# eggcrate at bottom of tank?



## PACMAN (Mar 4, 2010)

Hello All,

planning for my 29G biocube. I have a question. should I put eggcrate at the bottom of the tank and then cover with sand and my LiveRock? or will this inhibit inverts to move freely under the sand? I was just thinking about spreading the pressure of the rock, and not having things undermine my rockwork and having it crash down one day. What has everyone done to their tank? Any other Biocube advice would be welcomed!


----------



## ameekplec. (May 1, 2008)

You could do it. It won't hurt your sand dwellers - unless you have a very thin layer of sand and they can't actually sift through it.
If the bottom of your tank is tempered, it spreads out the weight and prevents point loads.
I have it under my rocks (I think ).


----------



## vladfragdit (Aug 7, 2009)

Eggcrate is a great way of preventing your rock from breaking the bottom pane of your aquarium's glass. It will not inhibit many creatures to burrow as there will be some space above the eggcrate. But don't bother then with getting sifting starfish. They need more space.


----------



## gucci17 (Oct 11, 2007)

Have you ever considered star board? Same stuff they use to make cutting boards out of.


----------



## PACMAN (Mar 4, 2010)

where would I buy that?

at any rate I purchased eggcrate, and am thinking of putting pieces where my rocks are going to rest. not the whole bottom. this way it doesn't interfere with my sand sifting creatures


----------



## gucci17 (Oct 11, 2007)

PACMAN said:


> where would I buy that?
> 
> at any rate I purchased eggcrate, and am thinking of putting pieces where my rocks are going to rest. not the whole bottom. this way it doesn't interfere with my sand sifting creatures


Plastic shops will cut pieces to size for you. There's a place in Markham, I would have to ask my buddy where it was again.

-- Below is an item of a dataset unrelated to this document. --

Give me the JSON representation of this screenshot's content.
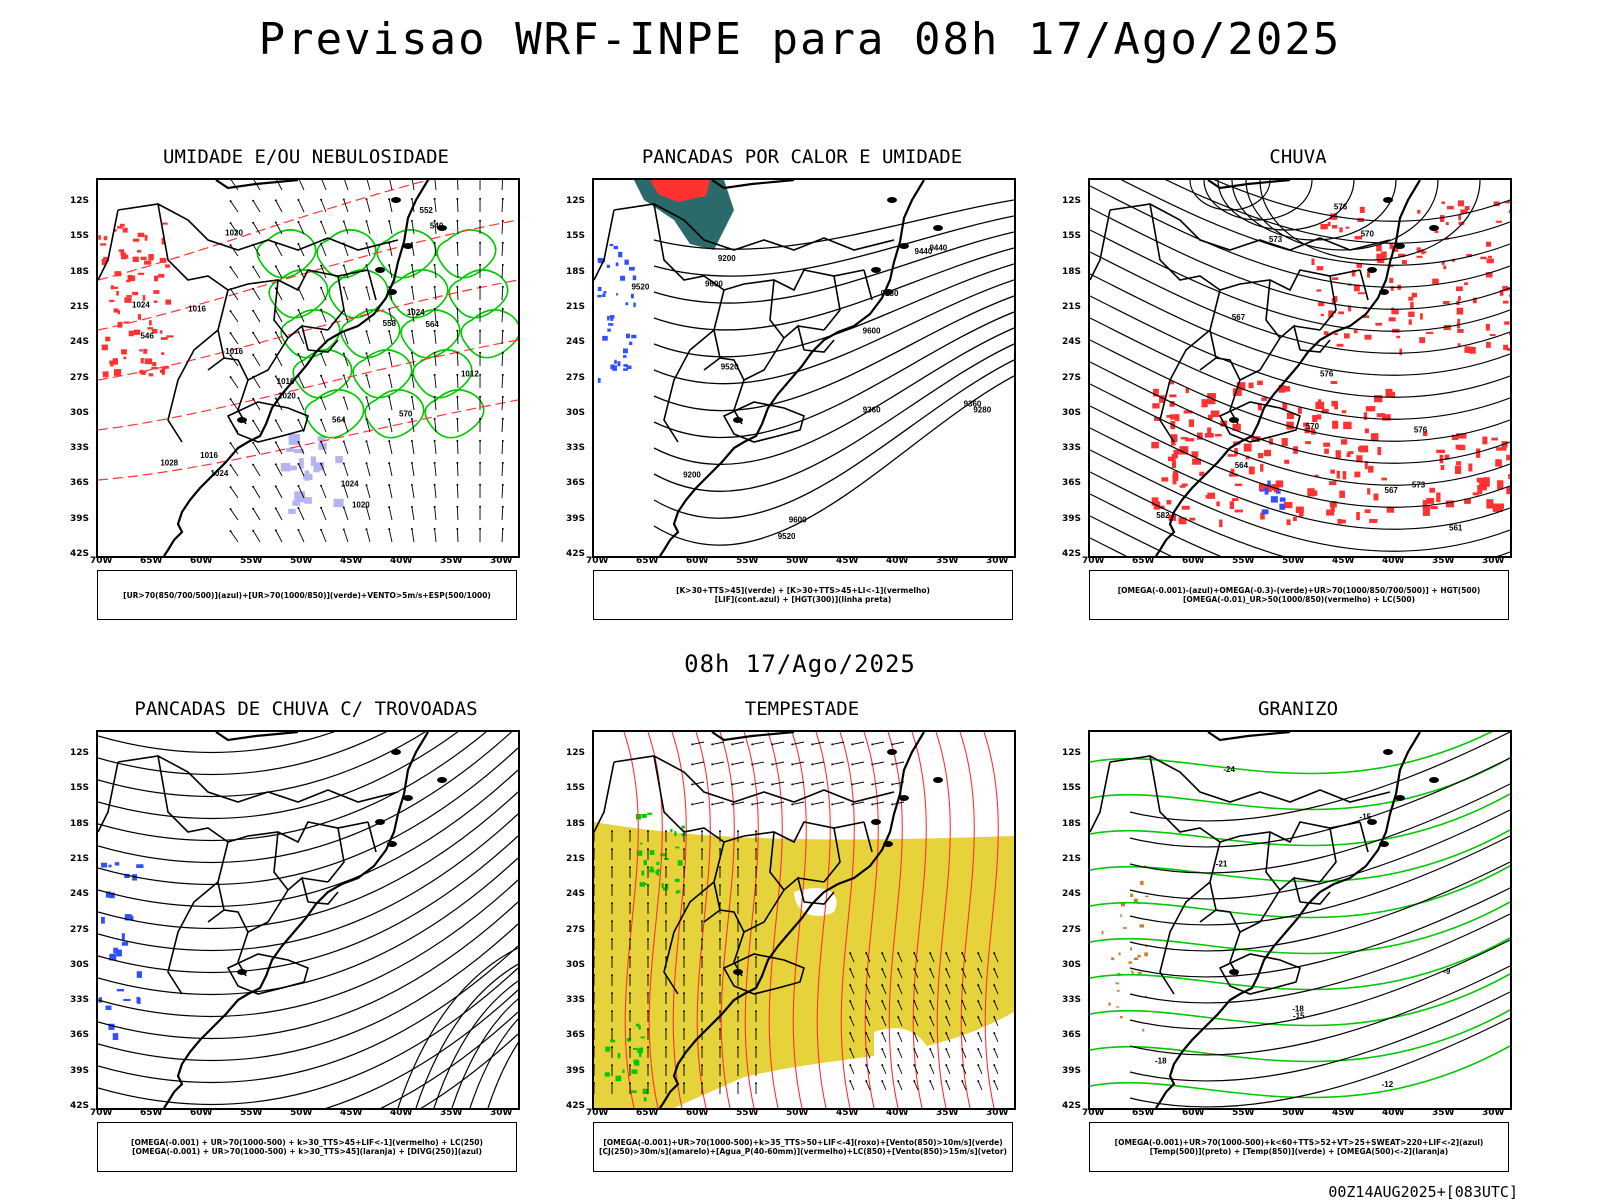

Your eggcrate is perfectly fine as well.


----------



## PACMAN (Mar 4, 2010)

I think ill just eggcrate it then. Markham is too far lol


----------



## gucci17 (Oct 11, 2007)

PACMAN said:


> I think ill just eggcrate it then. Markham is too far lol


Doesn't have to be Markham, that was just were my friend bought some. I'm sure there's local plastic shops who can supply it as well. But you have eggcrate so I wouldn't worry about it.


----------



## Big Ray (Dec 8, 2009)

Mine has an Egg crate now, but my next tank wont, 

the egg crate for sure leacks some stuff into water, just like flexible PVC, still working to find out what though .


----------



## PACMAN (Mar 4, 2010)

Big Ray said:


> Mine has an Egg crate now, but my next tank wont,
> 
> the egg crate for sure leacks some stuff into water, just like flexible PVC, still working to find out what though .


so you will just have bare rock on glass?


----------



## Big Ray (Dec 8, 2009)

PACMAN said:


> so you will just have bare rock on glass?


on sand.

and as Ameek said earlier, if you get a good tank to begin with, its bottom will be tempered. and will even out the pressure.

Egg crate is used to even out the point of pressure from the rocks, it will not prevent glass shattering if rock falls on it. (rock slide)


----------



## PACMAN (Mar 4, 2010)

well from what i understand, i have tempered glass on the bottom of my biocube. so i guess i shouldn't worry soo much. i think i will just put the eggcrate where the rock touches down. this way it will help a bit, but will not limit sand-dwellers from moving around


----------



## goffebeans (Jul 23, 2007)

gucci17 said:


> Have you ever considered star board? Same stuff they use to make cutting boards out of.


Any idea how much starboard cost? heard it was quite expensive a while back.

If you do find the name of the place in Markham, let me know.

Thanks


----------



## shiver905 (Nov 2, 2010)

Id never go eggcrate either, altho i like the idea of just puttting it there on the base of your LR.


----------



## gucci17 (Oct 11, 2007)

goffebeans said:


> Any idea how much starboard cost? heard it was quite expensive a while back.
> 
> If you do find the name of the place in Markham, let me know.
> 
> Thanks


I haven't talked to my friend yet but I will when I see him.

The only thing that scares me is stuff getting trapped underneath and creating a nitrate factory...but seems like enough reefers use it.

I think I might just go without eggcrate or starboard on my new build.


----------